# Element of minimum norm among non-units in Euclidean ring is a universal side divisor

## Statement

Suppose $R$ is a commutative unital ring and $N$ is a Euclidean norm on $R$ -- in particular, $R$ is a Euclidean ring. Suppose $b$ is a nonzero element of $R$ that is not a unit, and such that $N(b) \le N(r)$ for all nonzero non-units $r$ of $R$. Then, $b$ is a universal side divisor in $R$.

## Definitions used

### Euclidean norm

Further information: Euclidean norm

### Universal side divisor

Further information: Universal side divisor

A nonzero non-unit $b$ in a commutative unital ring $R$ is termed a universal side divisor in $R$ if for any $a \in R$, either $b | a$ or there exists a unit $r \in R$ such that $b | a - r$.

## Proof

Given: A commutative unital ring $R$ with a Euclidean norm $N$. A nonzero non-unit element $b$ of $R$ such that $N(b) \le N(r)$ for all nonzero non-units $r$ in $R$.

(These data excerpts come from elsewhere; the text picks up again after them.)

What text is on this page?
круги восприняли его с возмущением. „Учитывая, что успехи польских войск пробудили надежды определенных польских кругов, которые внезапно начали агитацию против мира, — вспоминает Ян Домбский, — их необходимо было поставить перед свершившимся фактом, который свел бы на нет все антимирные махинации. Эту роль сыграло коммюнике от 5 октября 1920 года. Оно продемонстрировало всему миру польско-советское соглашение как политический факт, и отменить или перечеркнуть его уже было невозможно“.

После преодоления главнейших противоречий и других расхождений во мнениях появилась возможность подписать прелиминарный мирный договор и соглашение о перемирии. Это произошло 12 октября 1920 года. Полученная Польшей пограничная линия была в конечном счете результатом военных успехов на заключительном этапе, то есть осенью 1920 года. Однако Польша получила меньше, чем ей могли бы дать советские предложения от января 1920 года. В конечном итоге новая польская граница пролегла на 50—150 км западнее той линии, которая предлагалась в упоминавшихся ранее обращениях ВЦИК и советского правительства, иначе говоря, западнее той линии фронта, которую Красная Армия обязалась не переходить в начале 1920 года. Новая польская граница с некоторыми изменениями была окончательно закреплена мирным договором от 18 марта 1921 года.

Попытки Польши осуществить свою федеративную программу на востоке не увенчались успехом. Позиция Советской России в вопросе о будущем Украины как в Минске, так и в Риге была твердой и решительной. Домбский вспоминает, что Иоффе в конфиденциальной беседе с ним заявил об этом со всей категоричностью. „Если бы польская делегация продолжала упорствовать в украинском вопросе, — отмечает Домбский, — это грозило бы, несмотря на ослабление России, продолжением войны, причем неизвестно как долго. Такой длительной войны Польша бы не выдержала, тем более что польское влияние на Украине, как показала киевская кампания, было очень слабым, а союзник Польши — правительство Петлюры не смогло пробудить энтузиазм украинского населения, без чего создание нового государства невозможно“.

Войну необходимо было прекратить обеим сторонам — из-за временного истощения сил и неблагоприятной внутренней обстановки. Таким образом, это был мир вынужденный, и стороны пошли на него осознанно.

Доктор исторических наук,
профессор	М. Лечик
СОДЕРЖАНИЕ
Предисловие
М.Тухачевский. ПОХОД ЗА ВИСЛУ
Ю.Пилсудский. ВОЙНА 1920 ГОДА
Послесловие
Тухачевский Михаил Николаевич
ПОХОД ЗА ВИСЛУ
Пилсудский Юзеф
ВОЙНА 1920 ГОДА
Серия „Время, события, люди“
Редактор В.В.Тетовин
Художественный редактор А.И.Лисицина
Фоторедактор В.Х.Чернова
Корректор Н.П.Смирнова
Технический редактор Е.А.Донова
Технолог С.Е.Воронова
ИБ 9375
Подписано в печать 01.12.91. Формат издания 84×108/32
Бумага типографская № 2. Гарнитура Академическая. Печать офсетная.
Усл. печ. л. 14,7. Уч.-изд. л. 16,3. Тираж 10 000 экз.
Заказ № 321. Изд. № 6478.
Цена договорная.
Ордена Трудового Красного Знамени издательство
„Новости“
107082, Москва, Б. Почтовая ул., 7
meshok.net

To prove: $b$ is a universal side divisor in $R$.

Proof: Pick any $a \in R$. Then, by the Euclidean algorithm, we can write:

$a = bq + r$

where either $r = 0$ or $N(r) < N(b)$. If $r = 0$, $b | a$, and we are done. Otherwise, $N(r) < N(b)$. By assumption, $b$ has smallest norm among the non-units, so $r$ must be a unit, hence $bq = a - r$, so $b | a - r$ for a unit $r$, and we are done.